Assim é que, entre muitas histórias que reuni na narrativa de tão rico e inesquecível período da vida de Salvador, sinto-me agora impelido a reproduzir dela a parte que segue abaixo.

“Desse hoje para muitos um urbano paraíso perdido, repositório de sensações e conquistas inauditas, todos teriam histórias prazerosas a contar, mas, de todos esses lugares, talvez seja o Porto do Moreira o que, pela qualificação e variedade da clientela, mais guarde a memória de casos dignos de registro. Fundado em 1938 pelo português José Moreira (o Sêo Moreira), e facultando a seus clientes um assíduo quanto vasto cardápio de pratos caseiros de inspiração lusa e baiana, tornou-se desde cedo uma casa de pasto cujas mesas reuniam diariamente a nata da inteligência e da burocracia, representada por escritores, poetas, artistas plásticos, professores, jornalistas, profissionais liberais, membros da magistratura, além de políticos, funcionários públicos e comerciários, que lhe davam cor local, como até hoje ocorre neste ameno quase octogenário recanto. Além da cordialidade e simpatia do dono, virtudes saudavelmente transferidas aos filhos, Antônio e Francisco, que, na condição de herdeiros, ainda hoje mantêm o famoso lugar como um ícone de prazeres gustativos na geografia da cidade.

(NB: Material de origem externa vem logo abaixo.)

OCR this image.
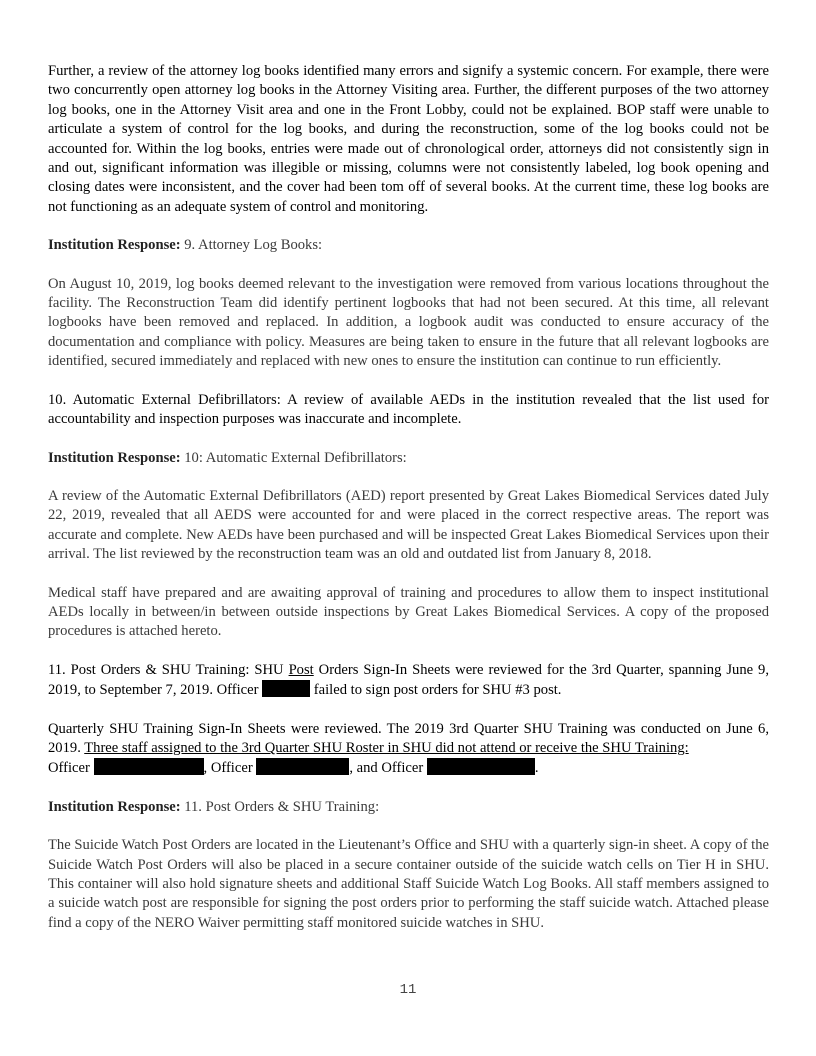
Further, a review of the attorney log books identified many errors and signify a systemic concern. For example, there were two concurrently open attorney log books in the Attorney Visiting area. Further, the different purposes of the two attorney log books, one in the Attorney Visit area and one in the Front Lobby, could not be explained. BOP staff were unable to articulate a system of control for the log books, and during the reconstruction, some of the log books could not be accounted for. Within the log books, entries were made out of chronological order, attorneys did not consistently sign in and out, significant information was illegible or missing, columns were not consistently labeled, log book opening and closing dates were inconsistent, and the cover had been tom off of several books. At the current time, these log books are not functioning as an adequate system of control and monitoring.

Institution Response: 9. Attorney Log Books:

On August 10, 2019, log books deemed relevant to the investigation were removed from various locations throughout the facility. The Reconstruction Team did identify pertinent logbooks that had not been secured. At this time, all relevant logbooks have been removed and replaced. In addition, a logbook audit was conducted to ensure accuracy of the documentation and compliance with policy. Measures are being taken to ensure in the future that all relevant logbooks are identified, secured immediately and replaced with new ones to ensure the institution can continue to run efficiently.

10. Automatic External Defibrillators: A review of available AEDs in the institution revealed that the list used for accountability and inspection purposes was inaccurate and incomplete.

Institution Response: 10: Automatic External Defibrillators:

A review of the Automatic External Defibrillators (AED) report presented by Great Lakes Biomedical Services dated July 22, 2019, revealed that all AEDS were accounted for and were placed in the correct respective areas. The report was accurate and complete. New AEDs have been purchased and will be inspected Great Lakes Biomedical Services upon their arrival. The list reviewed by the reconstruction team was an old and outdated list from January 8, 2018.

Medical staff have prepared and are awaiting approval of training and procedures to allow them to inspect institutional AEDs locally in between/in between outside inspections by Great Lakes Biomedical Services. A copy of the proposed procedures is attached hereto.

11. Post Orders & SHU Training: SHU Post Orders Sign-In Sheets were reviewed for the 3rd Quarter, spanning June 9, 2019, to September 7, 2019. Officer	failed to sign post orders for SHU #3 post.

Quarterly SHU Training Sign-In Sheets were reviewed. The 2019 3rd Quarter SHU Training was conducted on June 6, 2019. Three staff assigned to the 3rd Quarter SHU Roster in SHU did not attend or receive the SHU Training:
Officer	, Officer	, and Officer	.

Institution Response: 11. Post Orders & SHU Training:

The Suicide Watch Post Orders are located in the Lieutenant’s Office and SHU with a quarterly sign-in sheet. A copy of the Suicide Watch Post Orders will also be placed in a secure container outside of the suicide watch cells on Tier H in SHU. This container will also hold signature sheets and additional Staff Suicide Watch Log Books. All staff members assigned to a suicide watch post are responsible for signing the post orders prior to performing the staff suicide watch. Attached please find a copy of the NERO Waiver permitting staff monitored suicide watches in SHU.

11
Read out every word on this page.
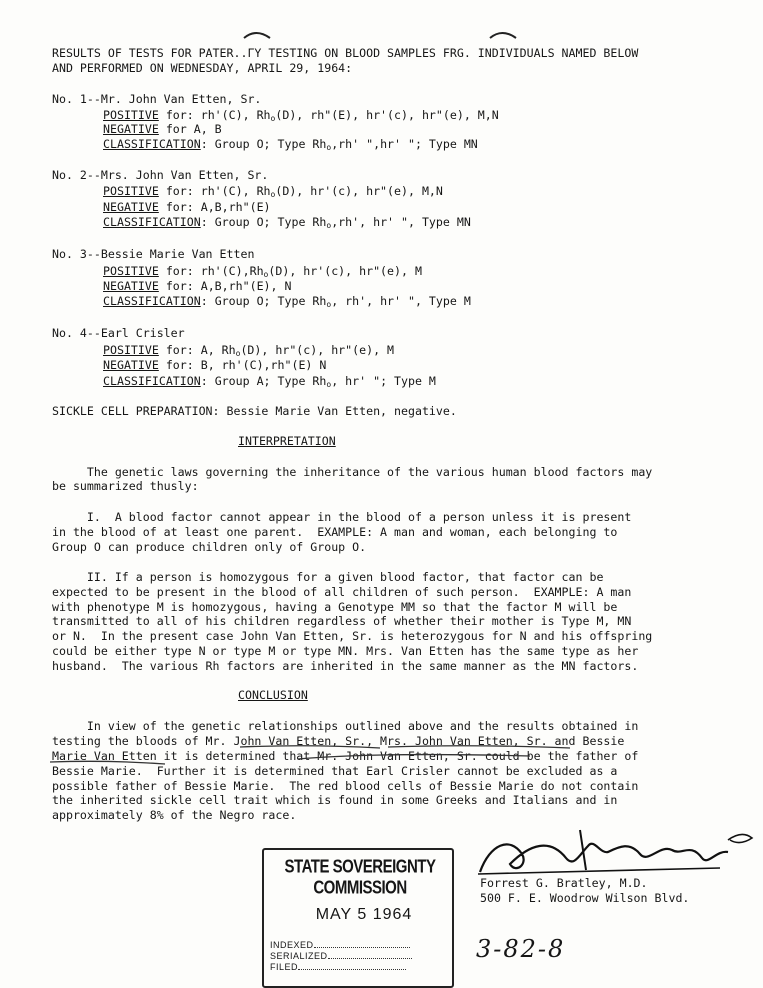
RESULTS OF TESTS FOR PATER..ΓY TESTING ON BLOOD SAMPLES FRG. INDIVIDUALS NAMED BELOW
AND PERFORMED ON WEDNESDAY, APRIL 29, 1964:
No. 1--Mr. John Van Etten, Sr.
POSITIVE for: rh'(C), $Rh_o(D)$, rh"(E), hr'(c), hr"(e), M,N
NEGATIVE for A, B
CLASSIFICATION: Group O; Type $Rh_o,rh'$ ",hr' "; Type MN
No. 2--Mrs. John Van Etten, Sr.
POSITIVE for: rh'(C), $Rh_o(D)$, hr'(c), hr"(e), M,N
NEGATIVE for: A,B,rh"(E)
CLASSIFICATION: Group O; Type $Rh_o,rh'$, hr' ", Type MN
No. 3--Bessie Marie Van Etten
POSITIVE for: $rh'(C),Rh_o(D)$, hr'(c), hr"(e), M
NEGATIVE for: A,B,rh"(E), N
CLASSIFICATION: Group O; Type $Rh_o$, rh', hr' ", Type M
No. 4--Earl Crisler
POSITIVE for: A, $Rh_o(D)$, hr"(c), hr"(e), M
NEGATIVE for: B, rh'(C),rh"(E) N
CLASSIFICATION: Group A; Type $Rh_o$, hr' "; Type M
SICKLE CELL PREPARATION: Bessie Marie Van Etten, negative.
INTERPRETATION
The genetic laws governing the inheritance of the various human blood factors may
be summarized thusly:
I.  A blood factor cannot appear in the blood of a person unless it is present
in the blood of at least one parent.  EXAMPLE: A man and woman, each belonging to
Group O can produce children only of Group O.
II. If a person is homozygous for a given blood factor, that factor can be
expected to be present in the blood of all children of such person.  EXAMPLE: A man
with phenotype M is homozygous, having a Genotype MM so that the factor M will be
transmitted to all of his children regardless of whether their mother is Type M, MN
or N.  In the present case John Van Etten, Sr. is heterozygous for N and his offspring
could be either type N or type M or type MN. Mrs. Van Etten has the same type as her
husband.  The various Rh factors are inherited in the same manner as the MN factors.
CONCLUSION
In view of the genetic relationships outlined above and the results obtained in
testing the bloods of Mr. John Van Etten, Sr., Mrs. John Van Etten, Sr. and Bessie
Marie Van Etten it is determined that Mr. John Van Etten, Sr. could be the father of
Bessie Marie.  Further it is determined that Earl Crisler cannot be excluded as a
possible father of Bessie Marie.  The red blood cells of Bessie Marie do not contain
the inherited sickle cell trait which is found in some Greeks and Italians and in
approximately 8% of the Negro race.
Forrest G. Bratley, M.D.
500 F. E. Woodrow Wilson Blvd.
STATE SOVEREIGNTY COMMISSION
MAY 5 1964
INDEXED
SERIALIZED
FILED
3-82-8
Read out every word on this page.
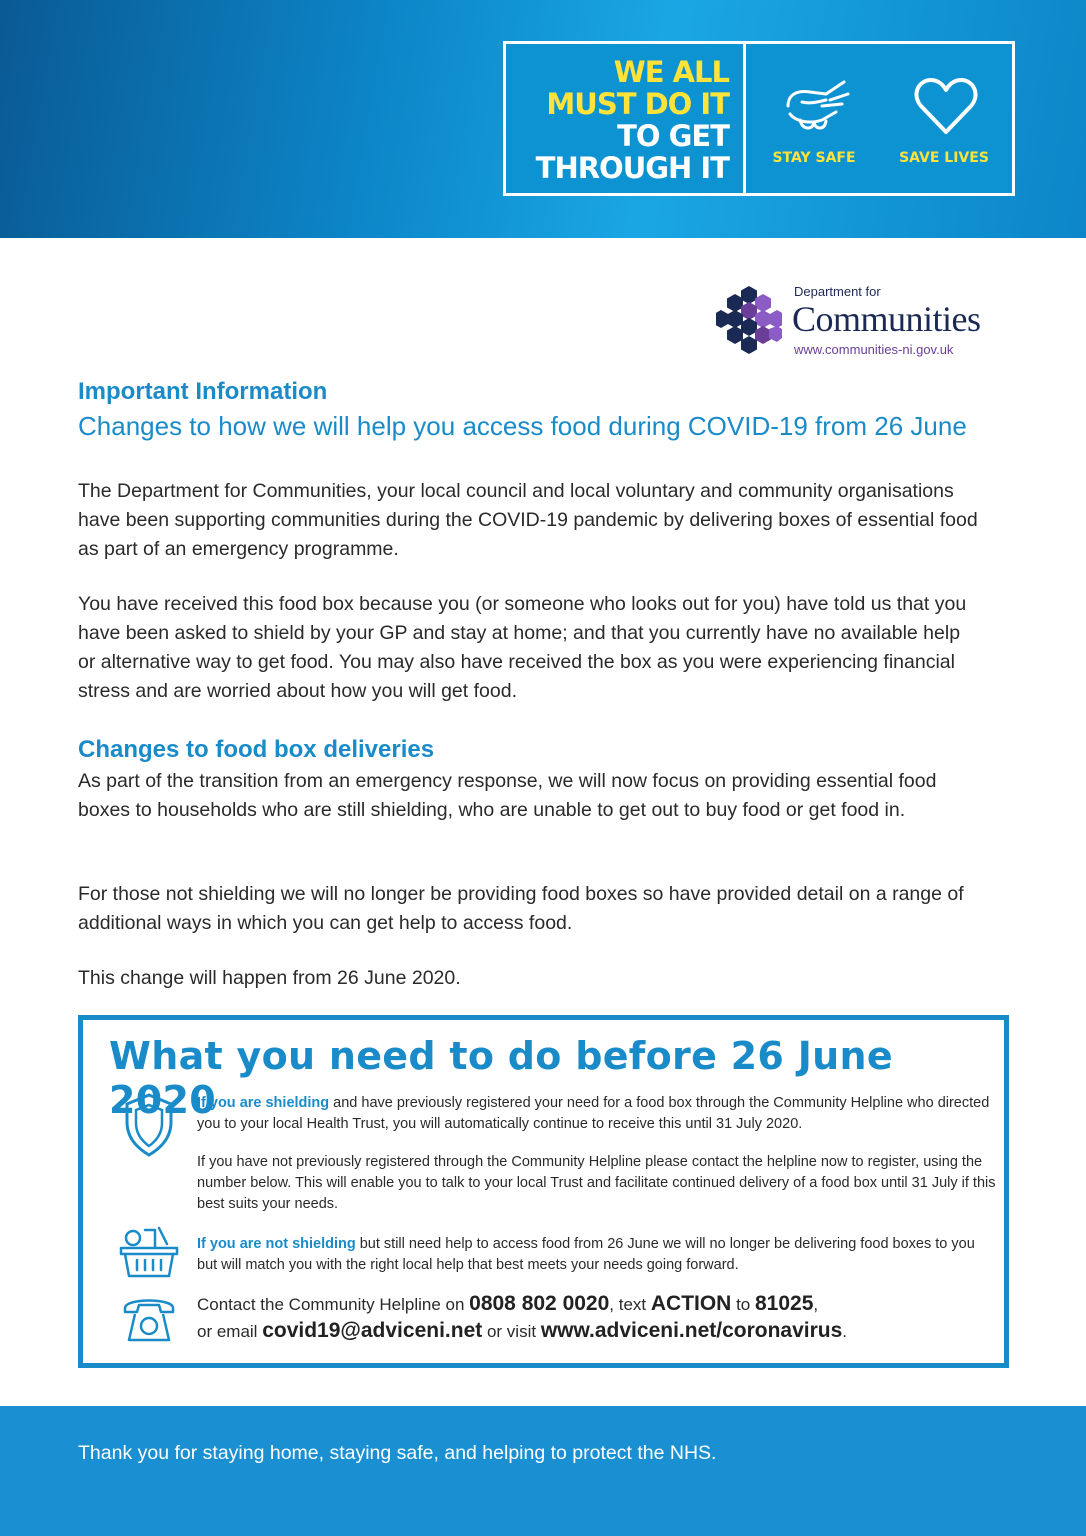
WE ALL
MUST DO IT
TO GET
THROUGH IT	STAY SAFE	SAVE LIVES
Department for
Communities
www.communities-ni.gov.uk
Important Information
Changes to how we will help you access food during COVID-19 from 26 June

The Department for Communities, your local council and local voluntary and community organisations have been supporting communities during the COVID-19 pandemic by delivering boxes of essential food as part of an emergency programme.

You have received this food box because you (or someone who looks out for you) have told us that you have been asked to shield by your GP and stay at home; and that you currently have no available help or alternative way to get food. You may also have received the box as you were experiencing financial stress and are worried about how you will get food.

Changes to food box deliveries

As part of the transition from an emergency response, we will now focus on providing essential food boxes to households who are still shielding, who are unable to get out to buy food or get food in.

For those not shielding we will no longer be providing food boxes so have provided detail on a range of additional ways in which you can get help to access food.

This change will happen from 26 June 2020.

What you need to do before 26 June 2020

If you are shielding and have previously registered your need for a food box through the Community Helpline who directed you to your local Health Trust, you will automatically continue to receive this until 31 July 2020.

If you have not previously registered through the Community Helpline please contact the helpline now to register, using the number below. This will enable you to talk to your local Trust and facilitate continued delivery of a food box until 31 July if this best suits your needs.

If you are not shielding but still need help to access food from 26 June we will no longer be delivering food boxes to you but will match you with the right local help that best meets your needs going forward.

Contact the Community Helpline on 0808 802 0020, text ACTION to 81025,

or email covid19@adviceni.net or visit www.adviceni.net/coronavirus.

Thank you for staying home, staying safe, and helping to protect the NHS.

Muito de histórias passadas lá permanece no imaginário dos remanescentes de uma fiel clientela. Evoquemos uma delas quase ao acaso, narrada por Carlos Coqueijo Costa, conceituado dublê de jurista do Trabalho, cronista, compositor musical e animador cultural. Com o restaurante funcionando já no atual endereço, no Largo do Mucambinho, mais conhecido como Largo das Flores, na Rua Carlos Gomes, entre os garçons do serviço, havia um mulato magro, calmo, atencioso e simpático, apelidado de Popó. Atendido por ele, certo dia, na hora do almoço, com preguiça de ler o cardápio escrito à mão, um freguês lhe pergunta: “Popó, que temos de bom hoje, aqui na casa, para comer?”. Solícito, lhe responde Popó, suavemente: “Tem galinha de molho pardo, galinha de ensopado, fígado acebolado, ensopado de carneiro, porco assado, salada de bacalhau, filé a cavalo, moqueca de miolo e moqueca de carne”. Fez uma pequena pausa e concluiu: “E, de sobremesa, goiabada com queijo e banana pessoalmente”. Coqueijo contou este curioso diálogo numa das crônicas que então escrevia, às segundas-feiras, no jornal “A Tarde”, cujo recorte ainda hoje, emoldurado, está afixado na parede do restaurante, à vista dos fregueses.”

ADEUS, GRANDE AMIGO ANTÔNIO MOREIRA.